Now, let us recall Remark 7 and examine the case \( c_{n}=\rho ^{n}\) for some \(\left| \rho \right| <1.\) Notice, that this sequence satisfies the above-mentioned conditions, since \(\sum _{n\ge 0}\rho ^{n}/\sqrt{n+1}=Li(\frac{1}{2};\rho )/\rho \ge 0,\) \(\rho \in (-1,1)\) , where \( Li(s;\rho )\) is the so-called polylogarithm function of order s.

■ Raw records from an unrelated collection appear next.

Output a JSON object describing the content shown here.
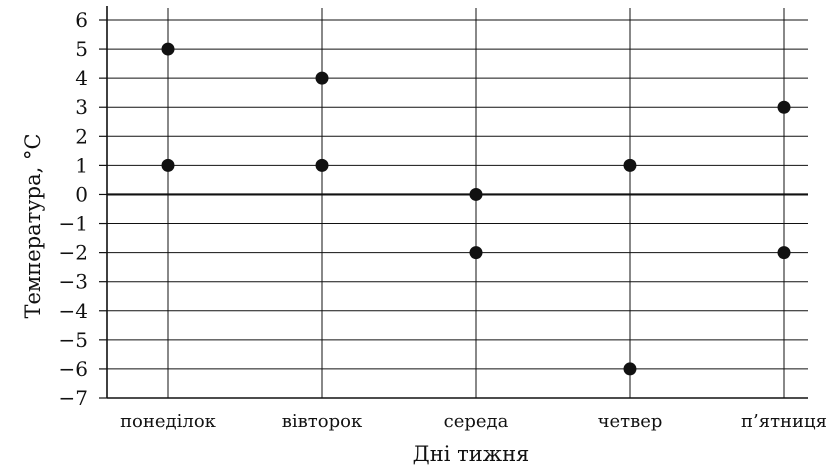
{
  "chart_data": {
    "type": "scatter",
    "categories": [
      "понеділок",
      "вівторок",
      "середа",
      "четвер",
      "п’ятниця"
    ],
    "points": [
      {
        "x": "понеділок",
        "y": 5
      },
      {
        "x": "понеділок",
        "y": 1
      },
      {
        "x": "вівторок",
        "y": 4
      },
      {
        "x": "вівторок",
        "y": 1
      },
      {
        "x": "середа",
        "y": 0
      },
      {
        "x": "середа",
        "y": -2
      },
      {
        "x": "четвер",
        "y": 1
      },
      {
        "x": "четвер",
        "y": -6
      },
      {
        "x": "п’ятниця",
        "y": 3
      },
      {
        "x": "п’ятниця",
        "y": -2
      }
    ],
    "xlabel": "Дні тижня",
    "ylabel": "Температура, °C",
    "ylim": [
      -7,
      6
    ],
    "yticks": [
      "6",
      "5",
      "4",
      "3",
      "2",
      "1",
      "0",
      "−1",
      "−2",
      "−3",
      "−4",
      "−5",
      "−6",
      "−7"
    ],
    "grid": true,
    "marker_color": "#111111",
    "line_color": "#111111"
  }
}
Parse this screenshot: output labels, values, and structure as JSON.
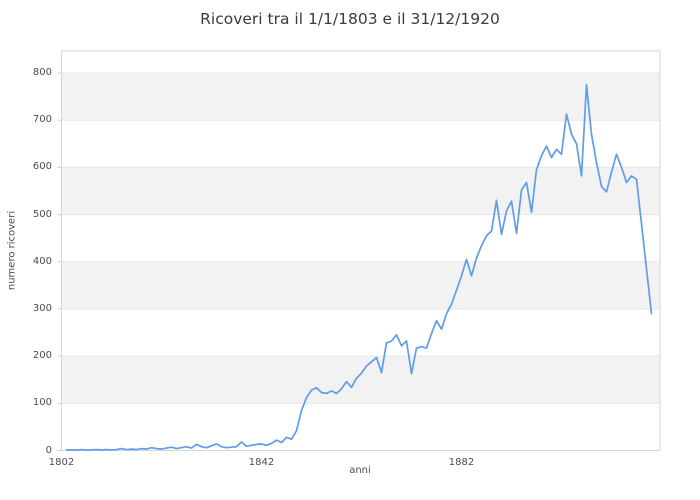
{
  "title": "Ricoveri tra il 1/1/1803 e il 31/12/1920",
  "axes": {
    "x_label": "anni",
    "y_label": "numero ricoveri",
    "x_tick_labels": [
      "1802",
      "1842",
      "1882"
    ],
    "y_tick_labels": [
      "0",
      "100",
      "200",
      "300",
      "400",
      "500",
      "600",
      "700",
      "800"
    ]
  },
  "colors": {
    "line": "#5f9cea",
    "band": "#f2f2f2",
    "grid": "#e7e7e7",
    "border": "#d6d6d6",
    "tick_mark": "#cfcfcf",
    "title_text": "#3c3c3c",
    "label_text": "#4d4d4d",
    "background": "#ffffff"
  },
  "chart_data": {
    "type": "line",
    "title": "Ricoveri tra il 1/1/1803 e il 31/12/1920",
    "xlabel": "anni",
    "ylabel": "numero ricoveri",
    "xlim": [
      1802,
      1922
    ],
    "ylim": [
      0,
      800
    ],
    "x_ticks": [
      1802,
      1842,
      1882
    ],
    "y_ticks": [
      0,
      100,
      200,
      300,
      400,
      500,
      600,
      700,
      800
    ],
    "grid": "horizontal-bands-alternating",
    "legend": "none",
    "series": [
      {
        "name": "ricoveri",
        "x": [
          1803,
          1804,
          1805,
          1806,
          1807,
          1808,
          1809,
          1810,
          1811,
          1812,
          1813,
          1814,
          1815,
          1816,
          1817,
          1818,
          1819,
          1820,
          1821,
          1822,
          1823,
          1824,
          1825,
          1826,
          1827,
          1828,
          1829,
          1830,
          1831,
          1832,
          1833,
          1834,
          1835,
          1836,
          1837,
          1838,
          1839,
          1840,
          1841,
          1842,
          1843,
          1844,
          1845,
          1846,
          1847,
          1848,
          1849,
          1850,
          1851,
          1852,
          1853,
          1854,
          1855,
          1856,
          1857,
          1858,
          1859,
          1860,
          1861,
          1862,
          1863,
          1864,
          1865,
          1866,
          1867,
          1868,
          1869,
          1870,
          1871,
          1872,
          1873,
          1874,
          1875,
          1876,
          1877,
          1878,
          1879,
          1880,
          1881,
          1882,
          1883,
          1884,
          1885,
          1886,
          1887,
          1888,
          1889,
          1890,
          1891,
          1892,
          1893,
          1894,
          1895,
          1896,
          1897,
          1898,
          1899,
          1900,
          1901,
          1902,
          1903,
          1904,
          1905,
          1906,
          1907,
          1908,
          1909,
          1910,
          1911,
          1912,
          1913,
          1914,
          1915,
          1916,
          1917,
          1918,
          1919,
          1920
        ],
        "values": [
          1,
          1,
          1,
          2,
          1,
          1,
          2,
          1,
          2,
          1,
          2,
          4,
          2,
          3,
          2,
          4,
          3,
          6,
          4,
          3,
          5,
          7,
          4,
          6,
          8,
          5,
          13,
          8,
          6,
          10,
          14,
          8,
          6,
          7,
          8,
          18,
          9,
          11,
          13,
          14,
          11,
          15,
          22,
          17,
          28,
          24,
          42,
          85,
          112,
          128,
          133,
          123,
          121,
          126,
          121,
          131,
          146,
          134,
          153,
          164,
          179,
          188,
          197,
          165,
          228,
          232,
          245,
          222,
          232,
          163,
          217,
          220,
          217,
          248,
          275,
          257,
          290,
          310,
          340,
          370,
          405,
          370,
          408,
          434,
          455,
          465,
          530,
          458,
          508,
          528,
          460,
          552,
          568,
          505,
          595,
          625,
          645,
          621,
          638,
          628,
          713,
          670,
          650,
          582,
          775,
          670,
          610,
          560,
          548,
          590,
          628,
          600,
          568,
          582,
          575,
          480,
          385,
          290
        ]
      }
    ]
  }
}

We guess, that the measure v(dx|y) has the density

$$\begin{aligned} g(x|y,\rho )=\frac{1}{\sqrt{2\pi (1-\rho ^{2})}}\exp \left( -\frac{(x-\rho y)^{2}}{ 2(1-\rho ^{2})}\right) . \end{aligned}$$

From this, we immediately deduce, that

$$\begin{aligned} \int _{-\infty }^{\infty }H_{n}\left( \frac{x-\rho y}{\sqrt{1-\rho ^{2}}} \right) g(x|y,\rho )dx=0, \end{aligned}$$

for \(n\ge 1.\) Let us denote:

$$\begin{aligned} m_{n}(y)=\int _{-\infty }^{\infty }x^{n}g(x|y,\rho )dx. \end{aligned}$$

Now we change variables to \(z=\frac{x-\rho y}{\sqrt{ 1-\rho ^{2}}}\) getting \(x=\rho y+\sqrt{1-\rho ^{2}} z. \) Now, applying (3.17) we get:

$$\begin{aligned} m_{n}(y)=\sum _{j=0}^{\left\lfloor n/2\right\rfloor }\left( {\begin{array}{c}n\\ 2j\end{array}}\right) (1-\rho ^{2})^{j}(2j-1)!!\rho ^{n-2j}y^{n-2j}, \end{aligned}$$
(3.18)

since for \(k=0,1,\ldots \) :

$$\begin{aligned} \int _{-\infty }^{\infty }z^{n}\exp \left( -\frac{z^{2}}{2}\right) dz=\left\{ \begin{array}{ccc} 0 &{} if &{} n=2k+1 \\ (2k-1)!! &{} if &{} n=2k \end{array} .\right. \end{aligned}$$

Moreover, we get

$$\begin{aligned} \int _{-\infty }^{\infty }H_{n}(x)g(x|y,\rho )dx=\int _{-\infty }^{\infty }H_{n}(\rho y+z\sqrt{1-\rho ^{2}})\exp \left( -\frac{z^{2} }{2}\right) dz=\rho ^{n}H_{n}(y), \end{aligned}$$

after changing variables, as above, and applying (3.17). Thus, there is no need to check that indeed the sequence (3.18) is the solution of the system of equations (3.14) with \(\alpha _{n}(x)=\beta _{n}(x)=H_{n}(x)\) for all \(n\ge 0 \) and \(c_{n}=\rho ^{n}.\)

By the way, we have also:

$$\begin{aligned} \sum _{n\ge 0}m_{n}(y)\frac{t^{n}}{n!}=\exp \left( -t^{2}(1-\rho ^{2})/2+yt\right) . \end{aligned}$$

Returning to Remark 7 we see that the series

$$\begin{aligned} \sum _{n\ge 0}\frac{c_{n}}{n!}H_{n}(x)H_{n}(y), \end{aligned}$$

converges to a positive density iff \(c_{n}=\int _{-1}^{1}\rho ^{n}d\gamma (\rho ),\) \(n=0,1,\ldots ,\) where \(\gamma \) is some probability distribution on \([-1,1],\) such that \(\gamma (\left\{ -1\right\} \cup \left\{ 1\right\} )=0\). This fact was already noticed by Sarmanov and Bratoeva in 1967 in [14]. Later this result was generalized by Griffith in [7] and Koudu in [13] with Hermite polynomials replaced by polynomials orthogonalizing gamma distribution (Griffith) and Poisson and negative binomial (Koudu). The Koudu’s results were later applied to parameter testing of the chosen Lancaster bivariate distributions by Chen in [6].